わが国士族以上の人、数千百年の旧習に慣れて、衣食の何ものたるを知らず、富有のよりて来たるところを弁ぜず、傲然みずから無為に食して、これを天然の権義と思い、その状あたかも沈湎冒色、前後を忘却する者のごとし。この時に当たり、この輩の人に告ぐるに何事をもってすべきや。ただ自食の説を唱えて、その酔夢を驚かすのほか手段なかるべし。この流の人に向かいて豈高尚の学を勧むべけんや。世を益するの大義を説くべけんや。たといこれに説き勧むるも、夢中学に入れば、その学問もまた夢中の夢のみ。すなわちこれわが輩がもっぱら自食の説を主張して、いまだ真の学問を勧めざりし所以なり。ゆえにこの説は、あまねく徒食の輩に告ぐるものにて、学者に諭すべき言にあらず。

現代語訳

わが国の士族以上の人は、数千百年の古い習慣に慣れて、衣食が何であるかを知らず、富がどこから来るかもわきまえず、傲然と何もせずに食べて、これを自然の権利だと思い、そのさまはまるで酒色に溺れて前後を忘れた者のようです。このときに当たり、この輩の人に何を告げるべきでしょうか。ただ自分で食べよという説を唱えて、その酔いの夢を驚かすほか手段はないでしょう。この種の人に向かってどうして高尚な学を勧められましょうか。世を益する大義を説けましょうか。たとえ説き勧めても、夢の中で学問に入れば、その学問もまた夢の中の夢にすぎません。これが私がもっぱら自分で食べよという説を主張して、まだ真の学問を勧めなかった理由です。ですからこの説は広く徒食の輩に告げるもので、学者に諭すべき言葉ではありません。

解説

なぜ自立の説を繰り返してきたのかが明かされます。

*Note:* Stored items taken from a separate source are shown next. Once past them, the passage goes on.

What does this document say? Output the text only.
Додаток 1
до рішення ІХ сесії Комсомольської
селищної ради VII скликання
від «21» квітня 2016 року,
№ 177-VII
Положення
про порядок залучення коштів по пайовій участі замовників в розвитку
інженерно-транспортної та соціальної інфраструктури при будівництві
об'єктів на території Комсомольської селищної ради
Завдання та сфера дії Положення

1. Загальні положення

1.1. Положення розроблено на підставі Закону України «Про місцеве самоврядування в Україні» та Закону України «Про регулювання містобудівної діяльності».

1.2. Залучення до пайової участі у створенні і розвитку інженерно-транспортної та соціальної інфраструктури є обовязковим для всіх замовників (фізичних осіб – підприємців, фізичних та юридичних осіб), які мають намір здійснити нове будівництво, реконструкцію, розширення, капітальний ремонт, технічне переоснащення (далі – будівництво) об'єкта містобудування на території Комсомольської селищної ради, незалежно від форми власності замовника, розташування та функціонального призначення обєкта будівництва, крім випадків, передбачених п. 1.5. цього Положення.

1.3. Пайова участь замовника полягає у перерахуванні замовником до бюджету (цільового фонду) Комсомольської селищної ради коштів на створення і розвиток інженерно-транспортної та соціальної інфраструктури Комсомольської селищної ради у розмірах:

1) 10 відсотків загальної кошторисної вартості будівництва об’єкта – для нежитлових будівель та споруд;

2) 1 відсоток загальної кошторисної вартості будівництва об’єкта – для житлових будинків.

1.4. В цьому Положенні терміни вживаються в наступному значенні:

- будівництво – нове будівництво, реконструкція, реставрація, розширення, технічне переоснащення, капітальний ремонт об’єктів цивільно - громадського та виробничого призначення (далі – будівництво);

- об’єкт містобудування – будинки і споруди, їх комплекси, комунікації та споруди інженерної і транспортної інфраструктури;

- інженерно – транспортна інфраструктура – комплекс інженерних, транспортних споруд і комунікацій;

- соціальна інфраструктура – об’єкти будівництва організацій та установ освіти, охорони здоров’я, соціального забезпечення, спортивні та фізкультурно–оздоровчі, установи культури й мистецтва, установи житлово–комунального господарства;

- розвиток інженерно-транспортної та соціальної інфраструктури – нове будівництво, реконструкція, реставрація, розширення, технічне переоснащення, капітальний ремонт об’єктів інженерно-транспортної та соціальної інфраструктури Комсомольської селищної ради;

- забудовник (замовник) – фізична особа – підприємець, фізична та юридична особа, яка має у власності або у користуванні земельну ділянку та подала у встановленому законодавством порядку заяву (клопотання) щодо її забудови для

相手が違ったのだ、と。働かずに食べることを当然の権利と思っている層には、まず目を覚まさせるしかなかった。夢の中で学べば夢の中の夢だ、という表現が鮮やかです。そして読者が選り分けられます。この説は徒食の輩への言葉であって学者への言葉ではない、と。ここから先は別の話だという宣言で、十編の後半に入ります。